Los drones, esos aparatos que asociamos con entregas de Amazon o fotos épicas de paisajes, se convirtieron en los mensajeros de la muerte. Seis de estos artefactos asesinos impactaron en una zona residencial poco antes del amanecer, dejando nueve heridos y un escenario digno de película postapocalíptica: casas reducidas a escombros, juguetes carbonizados y álbumes de fotos familiares esparcidos como si el dolor necesitara testigos.
La ironía más cruel
Aquí viene el giro tragicómico: el bebé fallecido era nieto del jefe de bomberos local, Oleksandr Lebid. Imagínate la escena: este hombre pasa su vida apagando incendios y salvando vidas, solo para llegar a su propia casa y encontrarla destruida por un dron Shahed. Si esto fuera un guión de Hollywood, lo tacharían de demasiado melodramático. Pero es la realidad, y duele más que un meme fallido de Elon Musk.
La madre del pequeño, Daryna Shyhyda, era agente de policía. Había huido de Kiev con su hijo el fin de semana anterior porque temía los ataques rusos en la capital. Spoiler: la ironía le jugó una mala pasada. “Escapó de los Shaheds en Kiev, pero la encontraron aquí, en Pryluky”, contó una vecina a la AP. Porque, claro, en esta guerra no hay refugios seguros, solo lugares donde la tragedia tarda un poco más en llegar.

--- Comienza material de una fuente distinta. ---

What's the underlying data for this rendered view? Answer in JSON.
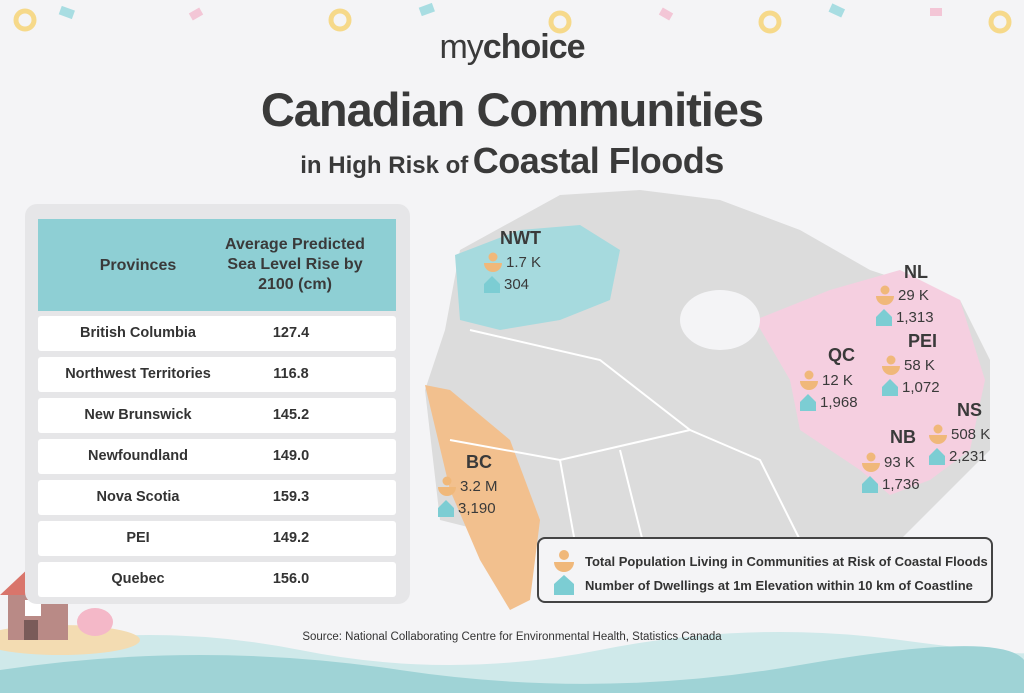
{
  "header": {
    "logo_prefix": "my",
    "logo_suffix": "choice",
    "title": "Canadian Communities",
    "subtitle_small": "in High Risk of",
    "subtitle_large": "Coastal Floods"
  },
  "colors": {
    "teal": "#8ecfd4",
    "orange": "#f2c08e",
    "pink": "#f5cfe0",
    "map_gray": "#dcdcdc",
    "person_icon": "#f0b87a",
    "house_icon": "#7ccdd3"
  },
  "chart_data": {
    "type": "table",
    "columns": [
      "Provinces",
      "Average Predicted Sea Level Rise by 2100 (cm)"
    ],
    "rows": [
      {
        "province": "British Columbia",
        "value": "127.4"
      },
      {
        "province": "Northwest Territories",
        "value": "116.8"
      },
      {
        "province": "New Brunswick",
        "value": "145.2"
      },
      {
        "province": "Newfoundland",
        "value": "149.0"
      },
      {
        "province": "Nova Scotia",
        "value": "159.3"
      },
      {
        "province": "PEI",
        "value": "149.2"
      },
      {
        "province": "Quebec",
        "value": "156.0"
      }
    ],
    "map_regions": [
      {
        "code": "NWT",
        "population": "1.7 K",
        "dwellings": "304",
        "color": "teal"
      },
      {
        "code": "BC",
        "population": "3.2 M",
        "dwellings": "3,190",
        "color": "orange"
      },
      {
        "code": "NL",
        "population": "29 K",
        "dwellings": "1,313",
        "color": "pink"
      },
      {
        "code": "QC",
        "population": "12 K",
        "dwellings": "1,968",
        "color": "pink"
      },
      {
        "code": "PEI",
        "population": "58 K",
        "dwellings": "1,072",
        "color": "pink"
      },
      {
        "code": "NS",
        "population": "508 K",
        "dwellings": "2,231",
        "color": "pink"
      },
      {
        "code": "NB",
        "population": "93 K",
        "dwellings": "1,736",
        "color": "pink"
      }
    ],
    "legend": [
      {
        "icon": "person-icon",
        "label": "Total Population Living in  Communities at Risk of Coastal Floods"
      },
      {
        "icon": "house-icon",
        "label": "Number of Dwellings at 1m Elevation within 10 km of Coastline"
      }
    ]
  },
  "source": "Source: National Collaborating Centre for Environmental Health, Statistics Canada"
}
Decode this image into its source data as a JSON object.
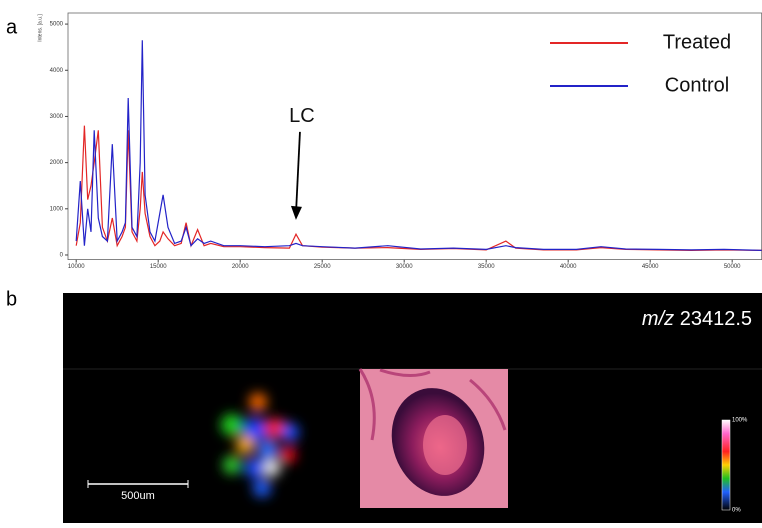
{
  "chart_data": {
    "type": "line",
    "annotations": [
      {
        "text": "LC",
        "x": 23400,
        "y": 760
      }
    ],
    "x": [
      10000,
      10250,
      10500,
      10700,
      10900,
      11100,
      11350,
      11600,
      11900,
      12200,
      12500,
      12800,
      13000,
      13170,
      13400,
      13700,
      13900,
      14030,
      14200,
      14500,
      14800,
      15100,
      15300,
      15600,
      16000,
      16400,
      16700,
      17000,
      17400,
      17800,
      18200,
      19000,
      20000,
      21500,
      23000,
      23400,
      23800,
      25000,
      27000,
      29000,
      31000,
      33000,
      35000,
      36200,
      36800,
      38500,
      40500,
      42000,
      43500,
      45500,
      47500,
      49500,
      51800
    ],
    "series": [
      {
        "name": "Treated",
        "color": "#e32626",
        "values": [
          200,
          700,
          2800,
          1200,
          1500,
          2000,
          2700,
          600,
          300,
          800,
          200,
          400,
          600,
          2700,
          500,
          300,
          1000,
          1800,
          900,
          400,
          200,
          300,
          500,
          350,
          200,
          250,
          700,
          200,
          550,
          200,
          250,
          180,
          180,
          160,
          150,
          450,
          200,
          170,
          150,
          160,
          120,
          140,
          110,
          300,
          150,
          110,
          110,
          160,
          120,
          110,
          100,
          110,
          100
        ]
      },
      {
        "name": "Control",
        "color": "#2323c8",
        "values": [
          300,
          1600,
          200,
          1000,
          500,
          2700,
          800,
          400,
          300,
          2400,
          300,
          500,
          700,
          3400,
          600,
          400,
          2000,
          4650,
          1300,
          500,
          300,
          900,
          1300,
          600,
          250,
          300,
          600,
          200,
          350,
          250,
          300,
          200,
          200,
          180,
          200,
          250,
          200,
          180,
          150,
          200,
          130,
          150,
          120,
          200,
          160,
          120,
          120,
          180,
          130,
          120,
          110,
          120,
          100
        ]
      }
    ],
    "xlim": [
      9500,
      51800
    ],
    "ylim": [
      -100,
      5240
    ],
    "xticks": [
      10000,
      15000,
      20000,
      25000,
      30000,
      35000,
      40000,
      45000,
      50000
    ],
    "yticks": [
      0,
      1000,
      2000,
      3000,
      4000,
      5000
    ],
    "ylabel": "Intens. [a.u.]",
    "legend": "upper right"
  },
  "panel_labels": [
    "a",
    "b"
  ],
  "image_panel": {
    "title_prefix": "m/z",
    "title_value": "23412.5",
    "scale_bar": "500um",
    "colorbar_max": "100%",
    "colorbar_min": "0%"
  }
}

Diplomacia en modo “error 404”
Mientras tanto, la diplomacia internacional sigue tan estancada como el tráfico en hora pico. Zelenskyy sigue pidiendo sanciones más duras contra Rusia, Putin sigue haciendo oídos sordos (como ese amigo que “lee” tu mensaje pero nunca responde), y Trump, en su papel de mediador involuntario, asegura que el líder ruso prometió represalias por los ataques ucranianos. Vamos, el clásico “yo no empecé, pero sí terminaré” de patio de colegio, pero con misiles.
Y por si faltaba drama, Járkiv también fue atacada horas después, dejando 19 heridos, incluyendo una mujer embarazada y una anciana de 93 años. Porque nada dice “estrategia militar” como bombardear civiles dormidos. El gobernador regional lo llamó “táctica de terror insidioso”, pero podríamos resumirlo en una palabra: cobardía.
El lado ruso: cuando la propaganda choca con la realidad
En Rusia, una explosión dañó una vía férrea en Voronezh, y Putin rápidamente la atribuyó a “saboteadores ucranianos”. Claro, porque en el manual del buen autócrata, toda desgracia es culpa del enemigo. Mientras tanto, 26 trenes quedaron varados, porque en esta guerra hasta el transporte público es víctima colateral.
Lo más triste es que esto ya no sorprende. Tres años de conflicto, miles de muertos, y la única constante es el sufrimiento de quienes no pidieron estar en medio. Como dijo la Policía Nacional de Ucrania: “Esto no es solo una pérdida, son tres generaciones de vida arrancadas de raíz”. Y mientras los líderes discuten, los drones siguen volando.